This post is part of our Weekly Tips series.
The subject of authenticity came up recently in a workshop I was leading, and the conundrum of how to be trustworthy by simultaneously being yourself and being someone who adapts easily to others. Something occurred to me in the discussion that I’d never quite articulated before, which is that the answer lies in staying within our own authentic range.
Indulge, if you would, illustration by this brief story.
I’m naturally a pretty optimistic person, and when I was a 20-something, consulting mostly to U.S. federal government clients, I was determined not to get sucked into the common belief that government workers didn’t care about their work and were just clocking hours.
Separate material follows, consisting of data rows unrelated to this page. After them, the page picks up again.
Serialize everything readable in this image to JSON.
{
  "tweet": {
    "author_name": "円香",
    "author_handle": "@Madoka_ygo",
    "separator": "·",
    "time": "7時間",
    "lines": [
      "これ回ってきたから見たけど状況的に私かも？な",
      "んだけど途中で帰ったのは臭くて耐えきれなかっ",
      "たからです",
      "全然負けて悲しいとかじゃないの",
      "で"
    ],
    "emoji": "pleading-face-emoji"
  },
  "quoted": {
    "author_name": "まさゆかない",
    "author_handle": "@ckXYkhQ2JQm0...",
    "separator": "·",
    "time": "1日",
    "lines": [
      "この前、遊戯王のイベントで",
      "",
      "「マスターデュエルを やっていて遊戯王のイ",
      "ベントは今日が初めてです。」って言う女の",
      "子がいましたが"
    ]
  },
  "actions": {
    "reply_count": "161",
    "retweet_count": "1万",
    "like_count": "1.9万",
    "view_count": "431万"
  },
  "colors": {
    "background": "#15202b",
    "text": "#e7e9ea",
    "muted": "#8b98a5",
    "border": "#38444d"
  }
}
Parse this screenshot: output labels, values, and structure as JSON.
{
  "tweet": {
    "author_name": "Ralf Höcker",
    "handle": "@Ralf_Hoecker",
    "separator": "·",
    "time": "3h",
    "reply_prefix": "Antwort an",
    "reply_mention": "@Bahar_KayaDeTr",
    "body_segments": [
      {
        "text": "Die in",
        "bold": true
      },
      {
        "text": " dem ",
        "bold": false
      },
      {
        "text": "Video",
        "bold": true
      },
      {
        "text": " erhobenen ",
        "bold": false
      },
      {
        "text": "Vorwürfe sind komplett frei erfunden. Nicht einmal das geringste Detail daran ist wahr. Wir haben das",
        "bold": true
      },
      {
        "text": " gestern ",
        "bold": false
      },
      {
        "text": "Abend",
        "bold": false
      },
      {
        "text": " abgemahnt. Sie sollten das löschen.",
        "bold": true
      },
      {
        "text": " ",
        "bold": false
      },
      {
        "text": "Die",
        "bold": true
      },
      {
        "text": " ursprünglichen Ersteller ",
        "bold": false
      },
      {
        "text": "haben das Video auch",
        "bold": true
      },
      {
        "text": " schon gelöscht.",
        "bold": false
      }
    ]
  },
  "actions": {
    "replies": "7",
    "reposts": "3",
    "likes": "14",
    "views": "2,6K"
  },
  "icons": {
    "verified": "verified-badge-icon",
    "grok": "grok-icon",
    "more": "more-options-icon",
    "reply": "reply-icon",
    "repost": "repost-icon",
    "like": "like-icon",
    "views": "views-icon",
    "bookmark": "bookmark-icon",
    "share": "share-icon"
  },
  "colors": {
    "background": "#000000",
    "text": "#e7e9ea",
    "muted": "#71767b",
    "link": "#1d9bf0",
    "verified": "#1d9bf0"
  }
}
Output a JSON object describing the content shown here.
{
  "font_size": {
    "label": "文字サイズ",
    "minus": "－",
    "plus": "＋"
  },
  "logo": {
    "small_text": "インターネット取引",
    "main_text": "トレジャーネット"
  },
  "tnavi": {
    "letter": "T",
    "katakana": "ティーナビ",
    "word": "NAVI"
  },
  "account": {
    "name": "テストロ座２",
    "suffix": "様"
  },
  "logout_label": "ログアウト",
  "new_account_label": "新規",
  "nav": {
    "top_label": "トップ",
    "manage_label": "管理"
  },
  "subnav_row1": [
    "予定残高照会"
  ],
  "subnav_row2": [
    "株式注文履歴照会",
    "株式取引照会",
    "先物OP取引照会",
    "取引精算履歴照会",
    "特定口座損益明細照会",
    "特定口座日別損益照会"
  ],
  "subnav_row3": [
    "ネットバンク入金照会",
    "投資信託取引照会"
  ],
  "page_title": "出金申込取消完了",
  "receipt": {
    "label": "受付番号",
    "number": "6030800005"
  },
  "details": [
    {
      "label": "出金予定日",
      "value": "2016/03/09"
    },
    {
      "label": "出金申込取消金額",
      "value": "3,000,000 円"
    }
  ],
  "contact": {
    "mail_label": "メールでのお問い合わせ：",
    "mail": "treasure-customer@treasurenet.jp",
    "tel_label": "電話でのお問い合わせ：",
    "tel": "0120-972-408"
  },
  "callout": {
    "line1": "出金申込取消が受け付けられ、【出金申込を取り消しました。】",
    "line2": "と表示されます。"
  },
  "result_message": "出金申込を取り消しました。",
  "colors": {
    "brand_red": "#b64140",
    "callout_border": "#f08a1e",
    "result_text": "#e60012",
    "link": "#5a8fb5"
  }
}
I was assigned to work with “Harold” on the initiative-du-jour to “transform the government.” Harold was within months of retirement after 20+ years of service—he was literally counting the days. He had also already witnessed more efforts to transform the government than I had turned in timesheets. At this point in his career, he wasn’t exactly an enthusiastic, high-energy guy. (I’m not sure he ever was, but that’s beside the point.)
[Tweet “Here’s how you can be #trustworthy by both being yourself AND being someone who adapts easily to others” #getreal]
Nonetheless, it was my job to engage him as a key stakeholder. And by golly, I wasn’t going to let his demeanor get me down. No, sir. I would be contagious with my positivity and lift him up!
I distinctly remember appearing in his doorway one morning, several weeks into the project. Before I had a chance to speak, Harold looked up at me over the top of his bifocals, blinked slowly, sighed loudly, and said, “You’re so … perky.”
It was clear it wasn’t a compliment. It was also clear my Harold Engagement Strategy was backfiring.
The challenge for me, then, was to be authentic while also finding a better way to connect with Harold—to build a better relationship, sure, but also to get what I needed from him before he departed.
What I discovered was that I have a range. My optimism often manifests outwardly in a high-energy way. I can also be quiet and reflective. I live, authentically, on a spectrum. Harold needed me to express the lower end of my range with him, for his sanity and for the benefit of our working relationship. So I got to practice staying fundamentally optimistic while (1) being more empathetic and (2) being my lower-key self.
It seems to me that you, too, have a spectrum—lots of them, actually—for different dimensions of your personality, and for different circumstances. Which means you can tune into others and adjust without compromising your integrity.
You’ll be authentic, effective, and trustworthy as long as you stay within your range.
This week, think about the ways you are simultaneously two things on the ends of different spectra—for example, energetic and quiet, decisive and thoughtful. Then think of three clients and place them on those spectra. Look for ways to meet them where they are, from where you are.